Et voilà que mon propos retombe malgré lui dans des métaphores vitalistes décidément fort nombreuses. Cette profusion proviendrait-elle du fait que nos ancêtres ont tous été des chasseurs-cueilleurs puis des agriculteurs attachés à leur terre nourricière ? Nous qui sommes désormais si éloignés des cycles naturels aurions retenu de ce lointain passé tout un fond d’images comme si nous étions tous restés d’indécrottables terriens.

Mon propos liminaire laissait entendre que développer une réflexion revient au moins dans un premier temps à saisir au vol une intuition puis d’en éprouver la validité intrinsèque en la développant en passant par une série indéfinie de biais aussi divers que les métaphores éculées ou non, un fond d’images archaïques, une rhétorique gréco-latine éprouvée, des références philosophiques plus ou moins maîtrisées, un arrière-fond idéologique qui traîne dans l’air du temps, que sais-je encore ?

L’intuition peut se révéler être une coquille vide, laquelle peut en quelque sorte être remplie par tout un jeu dialectique à même de faire dialoguer des éléments épars inspirés par l’intuition initiale que l’on fera ensuite entrer en résonance, ce qui n’est pas loin de ressembler à une idée musicale qui doit peu à l’inspiration et beaucoup au travail. Le matériau de base peut en effet être très pauvre mais être ensuite enrichi voire sublimé par tout un travail mélodique, harmonique et rythmique, ce que tant le jazz que la musique dite classique ont amplement montré au cours de leurs histoires respectives.

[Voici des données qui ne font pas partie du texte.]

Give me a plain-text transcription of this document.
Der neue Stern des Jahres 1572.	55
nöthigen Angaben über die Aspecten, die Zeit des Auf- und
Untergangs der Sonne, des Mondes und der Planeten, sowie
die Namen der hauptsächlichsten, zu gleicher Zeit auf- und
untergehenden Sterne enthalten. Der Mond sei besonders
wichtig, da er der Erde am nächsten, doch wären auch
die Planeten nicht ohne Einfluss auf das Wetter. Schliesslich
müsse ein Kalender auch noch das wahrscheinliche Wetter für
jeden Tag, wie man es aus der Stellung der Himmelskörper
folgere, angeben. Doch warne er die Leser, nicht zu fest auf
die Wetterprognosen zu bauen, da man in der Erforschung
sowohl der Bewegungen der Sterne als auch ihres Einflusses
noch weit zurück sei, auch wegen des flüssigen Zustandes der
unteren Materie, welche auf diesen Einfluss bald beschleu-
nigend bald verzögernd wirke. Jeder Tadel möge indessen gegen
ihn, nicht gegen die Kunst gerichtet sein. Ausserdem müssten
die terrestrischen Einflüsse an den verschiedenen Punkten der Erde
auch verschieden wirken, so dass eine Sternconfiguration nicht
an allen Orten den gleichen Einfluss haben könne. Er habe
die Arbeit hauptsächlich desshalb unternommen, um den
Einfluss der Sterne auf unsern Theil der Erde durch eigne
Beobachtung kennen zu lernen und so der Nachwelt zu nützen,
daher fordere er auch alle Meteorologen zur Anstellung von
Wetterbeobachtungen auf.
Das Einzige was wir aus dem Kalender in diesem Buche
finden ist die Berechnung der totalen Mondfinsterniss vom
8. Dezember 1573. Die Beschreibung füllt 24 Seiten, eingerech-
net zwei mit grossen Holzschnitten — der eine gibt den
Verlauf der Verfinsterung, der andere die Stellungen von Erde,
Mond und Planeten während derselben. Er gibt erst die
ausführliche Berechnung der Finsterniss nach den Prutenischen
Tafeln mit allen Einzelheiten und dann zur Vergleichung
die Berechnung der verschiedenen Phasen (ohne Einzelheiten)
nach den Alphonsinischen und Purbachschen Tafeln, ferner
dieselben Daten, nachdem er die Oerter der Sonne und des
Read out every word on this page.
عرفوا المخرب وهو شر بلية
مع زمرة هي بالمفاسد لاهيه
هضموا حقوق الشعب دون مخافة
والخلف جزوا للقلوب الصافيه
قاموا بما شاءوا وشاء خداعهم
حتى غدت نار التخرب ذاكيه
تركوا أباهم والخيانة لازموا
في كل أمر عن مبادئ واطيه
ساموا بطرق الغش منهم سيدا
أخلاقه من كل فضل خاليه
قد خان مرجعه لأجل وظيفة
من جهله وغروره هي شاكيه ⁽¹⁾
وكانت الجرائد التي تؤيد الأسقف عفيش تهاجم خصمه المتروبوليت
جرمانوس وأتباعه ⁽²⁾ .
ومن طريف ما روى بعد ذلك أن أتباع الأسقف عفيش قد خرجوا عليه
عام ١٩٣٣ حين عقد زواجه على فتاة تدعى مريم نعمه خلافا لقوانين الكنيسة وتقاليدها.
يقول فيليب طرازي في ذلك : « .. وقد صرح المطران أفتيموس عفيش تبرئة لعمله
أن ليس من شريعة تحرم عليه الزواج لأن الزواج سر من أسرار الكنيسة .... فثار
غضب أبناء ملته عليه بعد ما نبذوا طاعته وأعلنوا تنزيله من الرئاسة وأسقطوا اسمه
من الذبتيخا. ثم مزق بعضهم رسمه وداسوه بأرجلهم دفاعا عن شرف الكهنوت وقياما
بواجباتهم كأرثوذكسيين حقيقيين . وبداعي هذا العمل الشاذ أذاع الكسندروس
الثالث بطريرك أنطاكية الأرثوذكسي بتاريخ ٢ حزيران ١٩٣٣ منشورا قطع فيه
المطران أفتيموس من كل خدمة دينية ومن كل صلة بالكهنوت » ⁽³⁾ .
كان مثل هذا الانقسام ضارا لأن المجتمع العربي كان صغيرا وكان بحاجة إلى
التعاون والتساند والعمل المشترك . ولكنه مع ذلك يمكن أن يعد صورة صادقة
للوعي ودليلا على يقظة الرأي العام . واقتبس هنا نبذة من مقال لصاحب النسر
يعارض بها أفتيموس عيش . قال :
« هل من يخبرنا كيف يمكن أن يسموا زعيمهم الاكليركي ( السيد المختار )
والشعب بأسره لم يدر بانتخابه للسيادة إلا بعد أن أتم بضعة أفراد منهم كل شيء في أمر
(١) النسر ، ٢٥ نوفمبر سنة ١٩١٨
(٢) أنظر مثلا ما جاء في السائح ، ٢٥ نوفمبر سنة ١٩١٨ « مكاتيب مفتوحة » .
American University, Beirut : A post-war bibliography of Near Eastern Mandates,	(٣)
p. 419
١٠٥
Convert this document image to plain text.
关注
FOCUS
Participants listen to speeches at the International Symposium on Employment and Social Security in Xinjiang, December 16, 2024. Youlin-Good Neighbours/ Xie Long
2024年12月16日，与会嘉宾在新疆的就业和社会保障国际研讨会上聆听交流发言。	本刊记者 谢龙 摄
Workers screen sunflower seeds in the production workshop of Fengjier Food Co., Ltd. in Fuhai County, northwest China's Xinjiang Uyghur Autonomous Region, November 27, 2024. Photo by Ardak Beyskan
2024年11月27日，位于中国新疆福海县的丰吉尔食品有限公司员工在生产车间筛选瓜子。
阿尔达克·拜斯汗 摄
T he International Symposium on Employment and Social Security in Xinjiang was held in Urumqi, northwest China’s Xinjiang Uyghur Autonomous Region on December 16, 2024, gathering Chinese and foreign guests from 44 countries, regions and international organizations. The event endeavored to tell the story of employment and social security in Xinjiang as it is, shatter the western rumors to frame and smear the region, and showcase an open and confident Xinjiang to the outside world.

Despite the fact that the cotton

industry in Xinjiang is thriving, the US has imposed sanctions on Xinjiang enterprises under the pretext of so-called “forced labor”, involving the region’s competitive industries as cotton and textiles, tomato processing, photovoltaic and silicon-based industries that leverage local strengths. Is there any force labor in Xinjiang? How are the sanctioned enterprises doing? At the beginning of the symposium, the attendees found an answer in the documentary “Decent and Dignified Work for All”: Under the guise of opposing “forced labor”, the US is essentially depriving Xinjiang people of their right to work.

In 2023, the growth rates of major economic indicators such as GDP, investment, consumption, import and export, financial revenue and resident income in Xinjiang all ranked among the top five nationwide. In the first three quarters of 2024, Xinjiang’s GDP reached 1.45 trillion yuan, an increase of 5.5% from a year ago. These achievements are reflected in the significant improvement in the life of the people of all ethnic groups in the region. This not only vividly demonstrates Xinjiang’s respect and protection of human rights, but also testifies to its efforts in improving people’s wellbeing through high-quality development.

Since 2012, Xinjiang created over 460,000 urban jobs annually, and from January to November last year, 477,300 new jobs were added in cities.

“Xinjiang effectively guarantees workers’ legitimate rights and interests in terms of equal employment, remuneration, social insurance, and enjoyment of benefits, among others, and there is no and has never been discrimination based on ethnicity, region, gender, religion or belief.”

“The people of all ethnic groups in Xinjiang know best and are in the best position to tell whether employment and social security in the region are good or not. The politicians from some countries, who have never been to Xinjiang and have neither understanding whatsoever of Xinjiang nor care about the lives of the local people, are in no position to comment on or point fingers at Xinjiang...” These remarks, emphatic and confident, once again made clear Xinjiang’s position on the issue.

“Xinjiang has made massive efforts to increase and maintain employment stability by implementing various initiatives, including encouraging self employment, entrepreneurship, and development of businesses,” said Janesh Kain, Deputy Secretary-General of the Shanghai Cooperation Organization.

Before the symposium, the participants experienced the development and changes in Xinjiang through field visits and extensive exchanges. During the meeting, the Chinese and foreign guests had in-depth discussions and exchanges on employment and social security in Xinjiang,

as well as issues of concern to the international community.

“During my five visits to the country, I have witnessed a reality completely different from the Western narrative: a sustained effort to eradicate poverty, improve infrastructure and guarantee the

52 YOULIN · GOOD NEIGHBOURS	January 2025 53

Le jeu dialectique en question s’apparente à une dissémination, encore une métaphore végétale. Cette dialectique consistant à jouer avec des idées qui s’engendrent les unes les autres au fil du temps, qu’est-elle au juste ?

On dira que c’est l’esprit au travail, l’esprit confronté à sa propre puissance qui ne peut s’empêcher d’inventer des liaisons entre divers éléments qui lui viennent spontanément.

Le mot est lancé, très problématique lui aussi : la spontanéité existe bel et bien, mais ne nous dit rien de la provenance des éléments qu’elle révèle, qui plus est, aussi spontané soit-il, l’esprit procède immédiatement à l’agencement qui s’offre à lui ou qu’il se donne.

Agencement spontané, spontanéité de l’agencement, comme on voudra, c’est-à-dire une capacité réflexe à agencer des éléments a priori étrangers les uns aux autres, le travail consistant alors au fil du temps à réduire la part d’arbitraire jusqu’à la faire tendre vers zéro. Pensée asymptotique donc qui travaille à légitimer ce qui, de prime abord, semble arbitraire. 

L’esprit construit à partir d’un donné qu’il faut dire aléatoire une série de liaisons qui, elles, ne doivent rien au hasard, sauf à considérer que le cerveau délire tout en répondant à ses propres normes de fonctionnement cognitif.

Arbitre de nos pensées, l’esprit comme capacité préexistante au donné voit son existence déduite de son activité cognitive : les neurosciences auront-elles un jour le dernier mot en identifiant les aires du cerveau et leurs interconnexions qui produisent la noèse ? C’est sans doute l’ambition des chercheurs. Je ne débattrai pas ici des fins qui prédéterminent cette ambition. Je note simplement qu’il s’agit modestement pour moi de produire des pensées en essayant de comprendre au nom de quels principes elles s’agencent.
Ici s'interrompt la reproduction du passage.